Cameron John Wagenius, 20, is accused of knowingly selling confidential phone records through online forums and other communication platforms. The indictment states these sales occurred as early as last November, though specific details about the compromised data have not been released publicly.

Investigations by cybersecurity experts have revealed a potential connection between Wagenius and the online alias "Kiberphant0m". This user claimed to have hacked multiple telecom firms and worked with individuals involved in the Snowflake data breaches.

Notably, Kiberphant0m allegedly posted call logs purported to be from former President Donald Trump and Vice President Kamala Harris in November. Although the authenticity of this data remains unverified, these events coincide with a reported data theft affecting customers at telecommunications company AT&T, potentially stemming from the Snowflake breach.
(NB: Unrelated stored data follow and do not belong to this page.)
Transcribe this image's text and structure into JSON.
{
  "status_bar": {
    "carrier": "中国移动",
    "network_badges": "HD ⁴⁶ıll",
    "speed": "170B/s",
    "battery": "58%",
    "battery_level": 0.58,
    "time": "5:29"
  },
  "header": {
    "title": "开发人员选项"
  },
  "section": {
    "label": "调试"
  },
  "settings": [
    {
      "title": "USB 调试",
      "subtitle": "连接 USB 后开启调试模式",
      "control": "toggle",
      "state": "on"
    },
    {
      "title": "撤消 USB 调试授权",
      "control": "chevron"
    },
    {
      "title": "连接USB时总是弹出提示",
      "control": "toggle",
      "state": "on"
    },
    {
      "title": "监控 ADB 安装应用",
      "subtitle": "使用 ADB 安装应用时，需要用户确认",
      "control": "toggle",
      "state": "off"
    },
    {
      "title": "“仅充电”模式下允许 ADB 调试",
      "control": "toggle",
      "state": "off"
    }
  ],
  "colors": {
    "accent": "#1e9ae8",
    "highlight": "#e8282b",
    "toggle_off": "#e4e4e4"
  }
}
Furthermore, the suspect is alleged to have sold "remote access credentials for a major U.S. defense contractor" in 2023, based on findings by KrebsOnSecurity, a cybersecurity publication. The same source has indicated that Wagenius was stationed at an Army base in South Korea, managing communication operations.
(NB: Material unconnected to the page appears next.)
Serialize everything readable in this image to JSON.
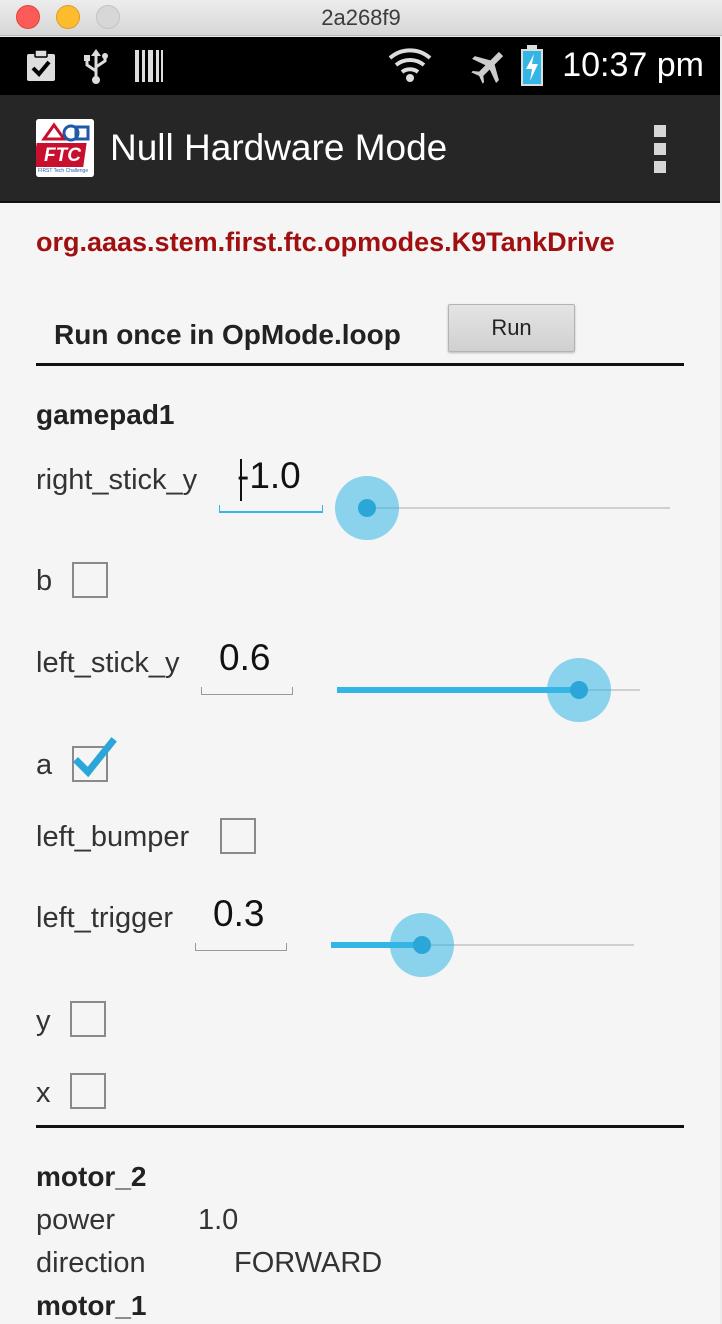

Following the alleged leak of Trump and Harris’s data, KrebsOnSecurity conducted an analysis of Kiberphant0m’s digital communications, which led them to suspect the individual was a US soldier. The publication's latest report also includes an interview with Wagenius’s mother, who confirmed her son's link to the alleged hacker.

The investigation also involved cybersecurity experts who faced harassment while attempting to trace Kiberphant0m’s identity. Allison Nixon, lead researcher at Unit 221B, stated, “Anonymously extorting the President and VP as a member of the military is a bad idea, but it’s an even worse idea to harass people who specialize in de-anonymizing cybercriminals.”